Editorial: Toll proposal grossly unfair

photo by: Journal-World Photo Illustration

Lawrence Journal-World Editorial

Kansas drivers should not be punished for lawmakers’ mistakes by being forced to pay tolls to fund highway projects, including an expanded South Lawrence Trafficway.

Kansas Department of Transportation officials said at a meeting last month that tolls could be used to fund expansion of two-lane highways like Kansas Highway 10 to four lanes. Kansas Turnpike Authority CEO Steve Hewitt said national trends are to use tolls to pay for 25 percent of a project’s construction and maintenance costs.

Specifically, Chris Herrick, KDOT fiscal and asset manager, said the proposal is a toll of 15 cents per mile for projects like the expansion of the SLT from two to four lanes. That compares with 6 cents per mile charged on the Kansas Turnpike.

About six miles of the SLT, from the intersection with Sixth Street to the intersection with Iowa Street, remains two lanes. The total distance of the SLT is about 15 miles, meaning a toll from the start of the SLT to the finish would be $2.25.

It is frustrating that a state with a .04 percent sales tax dedicated to funding highway projects is considering tolls to pay for projects. That’s because the state has delayed KDOT projects and instead swept money out of the transportation fund into the general fund to balance the budget. In 2010, it was assumed such transfers would average about $105 million annually for 10 years. Instead, transfers totaled $264 million in 2014, $425 million in 2015 and more than $500 million in 2016, 2017 and 2018.

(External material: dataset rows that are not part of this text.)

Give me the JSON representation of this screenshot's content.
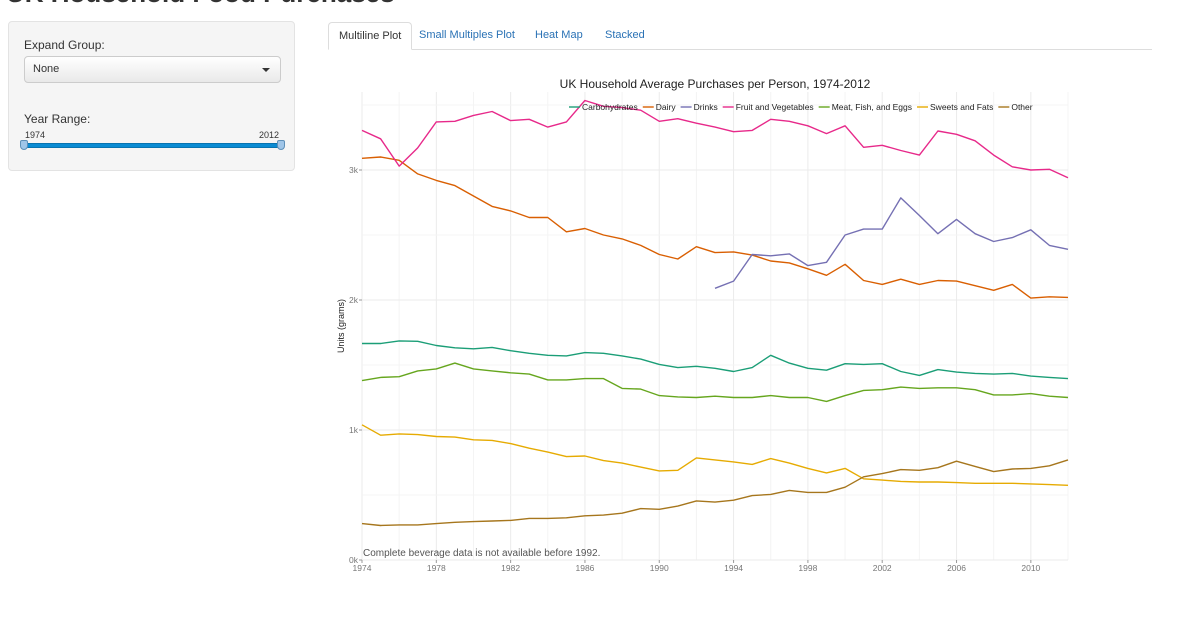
{
  "app": {
    "title": "UK Household Food Purchases"
  },
  "sidebar": {
    "expand_group_label": "Expand Group:",
    "expand_group_value": "None",
    "year_range_label": "Year Range:",
    "year_min": "1974",
    "year_max": "2012"
  },
  "tabs": [
    {
      "label": "Multiline Plot"
    },
    {
      "label": "Small Multiples Plot"
    },
    {
      "label": "Heat Map"
    },
    {
      "label": "Stacked"
    }
  ],
  "chart_data": {
    "type": "line",
    "title": "UK Household Average Purchases per Person, 1974-2012",
    "xlabel": "",
    "ylabel": "Units (grams)",
    "xlim": [
      1974,
      2012
    ],
    "ylim": [
      0,
      3600
    ],
    "x_ticks": [
      "1974",
      "1978",
      "1982",
      "1986",
      "1990",
      "1994",
      "1998",
      "2002",
      "2006",
      "2010"
    ],
    "y_ticks": [
      {
        "label": "0k",
        "value": 0
      },
      {
        "label": "1k",
        "value": 1000
      },
      {
        "label": "2k",
        "value": 2000
      },
      {
        "label": "3k",
        "value": 3000
      }
    ],
    "grid": true,
    "legend_position": "top-right",
    "annotation": "Complete beverage data is not available before 1992.",
    "x": [
      1974,
      1975,
      1976,
      1977,
      1978,
      1979,
      1980,
      1981,
      1982,
      1983,
      1984,
      1985,
      1986,
      1987,
      1988,
      1989,
      1990,
      1991,
      1992,
      1993,
      1994,
      1995,
      1996,
      1997,
      1998,
      1999,
      2000,
      2001,
      2002,
      2003,
      2004,
      2005,
      2006,
      2007,
      2008,
      2009,
      2010,
      2011,
      2012
    ],
    "series": [
      {
        "name": "Carbohydrates",
        "color": "#1b9e77",
        "values": [
          1665,
          1665,
          1685,
          1682,
          1650,
          1632,
          1625,
          1635,
          1610,
          1590,
          1575,
          1570,
          1595,
          1590,
          1570,
          1545,
          1505,
          1480,
          1490,
          1475,
          1450,
          1480,
          1575,
          1515,
          1475,
          1460,
          1510,
          1505,
          1510,
          1450,
          1420,
          1465,
          1445,
          1435,
          1430,
          1435,
          1415,
          1405,
          1395
        ]
      },
      {
        "name": "Dairy",
        "color": "#d95f02",
        "values": [
          3090,
          3100,
          3075,
          2970,
          2920,
          2880,
          2800,
          2720,
          2685,
          2635,
          2635,
          2525,
          2550,
          2500,
          2470,
          2420,
          2350,
          2315,
          2410,
          2365,
          2370,
          2345,
          2300,
          2285,
          2240,
          2190,
          2275,
          2150,
          2120,
          2160,
          2120,
          2150,
          2145,
          2110,
          2075,
          2120,
          2015,
          2025,
          2020
        ]
      },
      {
        "name": "Drinks",
        "color": "#7570b3",
        "values": [
          null,
          null,
          null,
          null,
          null,
          null,
          null,
          null,
          null,
          null,
          null,
          null,
          null,
          null,
          null,
          null,
          null,
          null,
          null,
          2090,
          2145,
          2350,
          2340,
          2355,
          2265,
          2290,
          2500,
          2545,
          2545,
          2785,
          2650,
          2510,
          2620,
          2510,
          2450,
          2480,
          2540,
          2420,
          2390
        ]
      },
      {
        "name": "Fruit and Vegetables",
        "color": "#e7298a",
        "values": [
          3305,
          3240,
          3030,
          3170,
          3370,
          3375,
          3420,
          3450,
          3380,
          3390,
          3330,
          3370,
          3535,
          3490,
          3480,
          3460,
          3375,
          3395,
          3360,
          3330,
          3295,
          3305,
          3390,
          3375,
          3340,
          3280,
          3340,
          3175,
          3190,
          3150,
          3115,
          3300,
          3275,
          3225,
          3115,
          3025,
          3000,
          3005,
          2940
        ]
      },
      {
        "name": "Meat, Fish, and Eggs",
        "color": "#66a61e",
        "values": [
          1380,
          1405,
          1410,
          1455,
          1470,
          1515,
          1470,
          1455,
          1440,
          1430,
          1385,
          1385,
          1395,
          1395,
          1320,
          1315,
          1265,
          1255,
          1250,
          1260,
          1250,
          1250,
          1265,
          1250,
          1250,
          1220,
          1265,
          1305,
          1310,
          1330,
          1320,
          1325,
          1325,
          1310,
          1270,
          1270,
          1280,
          1260,
          1250
        ]
      },
      {
        "name": "Sweets and Fats",
        "color": "#e6ab02",
        "values": [
          1040,
          960,
          970,
          965,
          950,
          945,
          925,
          920,
          895,
          860,
          830,
          795,
          800,
          765,
          745,
          715,
          685,
          690,
          785,
          770,
          755,
          735,
          780,
          745,
          705,
          670,
          705,
          625,
          615,
          605,
          600,
          600,
          595,
          590,
          590,
          590,
          585,
          580,
          575
        ]
      },
      {
        "name": "Other",
        "color": "#a6761d",
        "values": [
          280,
          265,
          270,
          270,
          280,
          290,
          295,
          300,
          305,
          320,
          320,
          325,
          340,
          345,
          360,
          395,
          390,
          415,
          455,
          445,
          460,
          495,
          505,
          535,
          520,
          520,
          560,
          640,
          665,
          695,
          690,
          710,
          760,
          720,
          680,
          700,
          705,
          725,
          770
        ]
      }
    ]
  }
}
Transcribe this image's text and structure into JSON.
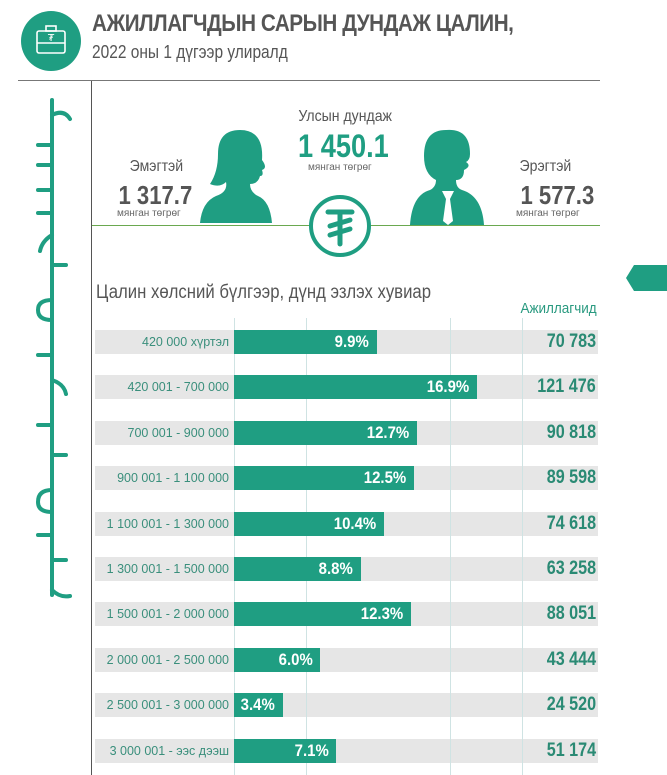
{
  "header": {
    "title": "АЖИЛЛАГЧДЫН САРЫН ДУНДАЖ ЦАЛИН,",
    "subtitle": "2022 оны 1 дүгээр улиралд",
    "icon": "briefcase-tugrik-icon"
  },
  "summary": {
    "national": {
      "label": "Улсын дундаж",
      "value": "1 450.1",
      "unit": "мянган төгрөг"
    },
    "female": {
      "label": "Эмэгтэй",
      "value": "1 317.7",
      "unit": "мянган төгрөг"
    },
    "male": {
      "label": "Эрэгтэй",
      "value": "1 577.3",
      "unit": "мянган төгрөг"
    },
    "center_icon": "tugrik-icon"
  },
  "colors": {
    "accent": "#1f9e82",
    "band": "#e6e6e6",
    "text": "#555555"
  },
  "chart_data": {
    "type": "bar",
    "orientation": "horizontal",
    "title": "Цалин хөлсний бүлгээр, дүнд эзлэх хувиар",
    "count_header": "Ажиллагчид",
    "categories": [
      "420 000 хүртэл",
      "420 001 - 700 000",
      "700 001 - 900 000",
      "900 001 - 1 100 000",
      "1 100 001 - 1 300 000",
      "1 300 001 - 1 500 000",
      "1 500 001 - 2 000 000",
      "2 000 001 - 2 500 000",
      "2 500 001 - 3 000 000",
      "3 000 001 - ээс дээш"
    ],
    "values": [
      9.9,
      16.9,
      12.7,
      12.5,
      10.4,
      8.8,
      12.3,
      6.0,
      3.4,
      7.1
    ],
    "value_labels": [
      "9.9%",
      "16.9%",
      "12.7%",
      "12.5%",
      "10.4%",
      "8.8%",
      "12.3%",
      "6.0%",
      "3.4%",
      "7.1%"
    ],
    "counts": [
      "70 783",
      "121 476",
      "90 818",
      "89 598",
      "74 618",
      "63 258",
      "88 051",
      "43 444",
      "24 520",
      "51 174"
    ],
    "xlim": [
      0,
      20
    ],
    "grid": true,
    "gridlines": [
      0,
      5,
      15,
      20
    ]
  }
}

Some 21 projects were delayed by the fund transfers and now those projects are a top priority for KDOT. The South Lawrence Trafficway is not among the 21, but it is to the point that KDOT has launched a study into the environmental aspects of expanding the road. The study is expected to take three years.

County officials plan to testify at a KDOT hearing Nov. 8 in Olathe in opposition to a toll on the SLT. “I don’t want to see Lawrence end up served by two toll roads,” County Commissioner Mike Gaughan said, referencing the Kansas Turnpike, which goes along Lawrence’s northern border.

A toll on the SLT could have far-reaching negative effects on Lawrence, including reducing use of the road, increasing traffic congestion in areas where the SLT was supposed to reduce it and stalling economic development.

If lawmakers hadn’t repeatedly used transportation funds as the state’s emergency piggybank, perhaps the SLT and other road projects could be funded by the transportation fund as was intended. Instead, residents in Lawrence and elsewhere in Kansas face the prospect of paying both the sales tax and several more tolls just to drive around the state. That seems misguided and unfair.